Antimicrobial resistance a global health: WHO representative
FAISALABAD: The majority of the world’s annual 5.7 million antibiotic-treatable deaths occur in low and middle income countries where the mortality burden from treatable bacterial infections exceeds the estimated annual 700,000 deaths from antibiotic-resistant infections.
This was stated by speakers at the international symposium on antimicrobial resistance arranged by Faculty of Veterinary Sciences, University of Agriculture, Faisalabad.

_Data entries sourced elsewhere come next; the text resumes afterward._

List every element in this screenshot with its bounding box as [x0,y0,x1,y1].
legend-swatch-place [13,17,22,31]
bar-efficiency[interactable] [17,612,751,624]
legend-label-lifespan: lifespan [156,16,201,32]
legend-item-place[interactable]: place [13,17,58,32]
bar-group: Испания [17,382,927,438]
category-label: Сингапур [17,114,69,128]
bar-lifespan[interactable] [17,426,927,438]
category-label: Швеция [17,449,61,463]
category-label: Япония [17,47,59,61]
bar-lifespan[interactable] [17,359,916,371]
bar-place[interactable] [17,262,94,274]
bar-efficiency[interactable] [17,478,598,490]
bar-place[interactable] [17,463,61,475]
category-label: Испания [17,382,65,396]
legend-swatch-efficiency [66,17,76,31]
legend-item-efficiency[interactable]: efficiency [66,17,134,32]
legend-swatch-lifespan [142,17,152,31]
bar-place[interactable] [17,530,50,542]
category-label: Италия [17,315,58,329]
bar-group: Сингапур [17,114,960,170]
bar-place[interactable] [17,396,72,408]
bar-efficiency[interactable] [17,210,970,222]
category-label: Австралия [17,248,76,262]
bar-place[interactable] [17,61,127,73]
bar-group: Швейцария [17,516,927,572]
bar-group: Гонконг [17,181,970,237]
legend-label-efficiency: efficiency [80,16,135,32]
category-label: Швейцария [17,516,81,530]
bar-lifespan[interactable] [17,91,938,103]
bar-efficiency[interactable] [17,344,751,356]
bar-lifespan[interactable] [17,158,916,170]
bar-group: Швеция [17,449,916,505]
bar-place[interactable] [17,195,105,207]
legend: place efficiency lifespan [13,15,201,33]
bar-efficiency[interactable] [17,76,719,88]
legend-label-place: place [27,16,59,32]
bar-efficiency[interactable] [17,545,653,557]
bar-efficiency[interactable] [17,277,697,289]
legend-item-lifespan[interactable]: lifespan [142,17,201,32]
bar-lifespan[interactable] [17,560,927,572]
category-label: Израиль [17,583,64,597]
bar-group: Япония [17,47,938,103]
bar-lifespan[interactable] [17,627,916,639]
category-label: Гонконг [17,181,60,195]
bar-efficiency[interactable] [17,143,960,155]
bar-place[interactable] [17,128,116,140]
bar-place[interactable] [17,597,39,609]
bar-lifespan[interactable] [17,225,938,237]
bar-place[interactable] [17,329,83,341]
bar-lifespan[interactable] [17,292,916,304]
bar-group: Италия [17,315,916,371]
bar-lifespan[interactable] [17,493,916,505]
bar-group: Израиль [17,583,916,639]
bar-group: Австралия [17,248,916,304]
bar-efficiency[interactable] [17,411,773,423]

Chairing the inauguration session, WHO representative Dr Palitha Mahipala said that antimicrobial resistance (AMR) was a global health and development threat, requiring urgent action to achieve Sustainable Development Goals (SDGs). He said that AMR occurs naturally over time, usually through genetic changes. Antimicrobial resistant organisms were found in people, animals, food, plants and the environment (in water, soil and air). The main drivers of antimicrobial resistance include the misuse and overuse of antimicrobials, lack of access to clean water, sanitation and hygiene for humans and animals, poor infection and disease prevention and control in health-care facilities and farms, poor access to quality, affordable medicines, vaccines and diagnostics and lack of awareness and knowledge.
He said that the WHO had launched the Global Antimicrobial Resistance and Use Surveillance System (GLASS) in 2015 to continue filling knowledge gaps and to inform strategies at all levels. GLASS had been conceived to progressively incorporate data from surveillance of AMR in humans, surveillance of the use of antimicrobial medicines, AMR in the food chain and in the environment.
He said that medical errors were a global health issue and challenge, which lead to deaths annually worldwide. The WHO had come up with a Global Patient Safety Action Plan, which provides guidelines and safety measures to reduce practices that lead to harms to patients, he added.
UAF Pro Vice Chancellor Prof Dr Anas Sarwar Qureshi said that AMR was one of the top 10 global public health threats to humanity. He said that one better approach brings together multiple sectors and stakeholders engaged in human, terrestrial and aquatic animal and plant health, food and feed production and the environment to communicate and work together in the design and implementation of programmes, policies, legislation and research to attain better public health outcomes.
He said that misuse and overuse of antimicrobials were the main drivers in the development of drug-resistant pathogens. He said that lack of clean water and sanitation and inadequate infection prevention and control promote the spread of microbes and some of which can be resistant to anti-microbial treatment.
Institute of Microbiology Director Dr Sajjadur Rehman said that for common bacterial infections, including urinary tract infections, and some forms of diarrhea, high rates of resistance against antibiotics frequently used to treat these infections had been observed worldwide, indicating that we were running out of effective antibiotics. Prof Dr Timothy R Walsh from University of Oxford said that dreadful sanitation, uncontrolled use of antibiotics and overcrowding coupled with monitoring problem was causing anti-biotic resistance.